Apparently it took some serious planning to get Ellington, Basie and their entire orchestras together for a session, but it happened on July 6-7, 1961, at the 30th Street Studio in New York. As one article noted, the sessions included “requisite breaks for recreational liberties,” which is a phrase so delightful it is worth stealing. Under the English tradition, Dukes outrank Earls (the equivalent of Counts), and Ellington was one of Basie’s idols, but the album is nevertheless democratically split down the middle—an equal number of each band’s classics, Duke’s orchestra is in the right channel and Basie’s is on the left, and in most cases the leaders each took piano solos (although Basie refused to play on Ellington's signature song, “Take the A Train,” so instead the composer, Billy Strayhorn, was the second pianist). Where that leaves the “Duke of Earl,” is unresolved here.

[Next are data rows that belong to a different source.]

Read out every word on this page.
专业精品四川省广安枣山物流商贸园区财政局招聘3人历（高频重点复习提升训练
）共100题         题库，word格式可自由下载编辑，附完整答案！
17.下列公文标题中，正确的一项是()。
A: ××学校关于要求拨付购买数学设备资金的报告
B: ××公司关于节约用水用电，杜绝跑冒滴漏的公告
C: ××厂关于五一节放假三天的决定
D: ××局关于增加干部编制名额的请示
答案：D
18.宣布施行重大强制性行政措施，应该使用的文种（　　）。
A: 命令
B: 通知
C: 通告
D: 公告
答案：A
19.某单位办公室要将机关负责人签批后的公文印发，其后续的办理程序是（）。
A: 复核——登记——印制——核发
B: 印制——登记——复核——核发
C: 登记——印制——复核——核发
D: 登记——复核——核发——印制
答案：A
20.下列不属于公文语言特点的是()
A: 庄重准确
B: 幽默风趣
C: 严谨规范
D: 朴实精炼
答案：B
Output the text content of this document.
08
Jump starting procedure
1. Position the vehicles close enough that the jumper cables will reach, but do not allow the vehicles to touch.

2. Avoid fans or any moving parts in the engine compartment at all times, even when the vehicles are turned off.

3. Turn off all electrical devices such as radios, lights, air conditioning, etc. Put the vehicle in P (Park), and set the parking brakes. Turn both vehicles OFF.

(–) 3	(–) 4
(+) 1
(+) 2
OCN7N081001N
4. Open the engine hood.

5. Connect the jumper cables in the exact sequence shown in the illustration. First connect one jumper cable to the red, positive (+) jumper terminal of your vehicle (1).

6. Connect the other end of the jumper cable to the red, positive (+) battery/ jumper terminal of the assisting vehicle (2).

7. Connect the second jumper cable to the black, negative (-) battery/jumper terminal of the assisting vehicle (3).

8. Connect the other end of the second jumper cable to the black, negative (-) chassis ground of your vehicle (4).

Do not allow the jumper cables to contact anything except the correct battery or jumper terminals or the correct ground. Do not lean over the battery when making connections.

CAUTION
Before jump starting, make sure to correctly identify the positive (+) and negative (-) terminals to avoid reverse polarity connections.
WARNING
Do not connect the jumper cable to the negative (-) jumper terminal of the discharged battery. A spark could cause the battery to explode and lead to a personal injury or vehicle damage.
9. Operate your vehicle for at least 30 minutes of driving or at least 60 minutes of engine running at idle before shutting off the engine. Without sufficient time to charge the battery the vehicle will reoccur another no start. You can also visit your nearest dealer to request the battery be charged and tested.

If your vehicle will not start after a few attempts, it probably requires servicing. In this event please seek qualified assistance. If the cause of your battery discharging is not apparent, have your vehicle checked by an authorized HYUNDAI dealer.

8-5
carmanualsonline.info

Our featured song, “Battle Royal,” opens the album. It was originally written by Ellington for the movie Paris Blues, which featured Paul Newman, Sidney Poitier, Joanne Woodward and Diahann Carroll, who could be considered acting royalty. In the film, the song represents a “Battle Royal,” when the band led by Newman and Poitier is challenged by a band led by Louis Armstrong, uncrowned jazz nobility himself, playing a character named Wild Man Moore. The Ellington/Basie version featured above starts off somewhat more restrained than the exuberant film version, but rapidly turns into a battle between the two orchestras and their soloists that is both intense and thrilling.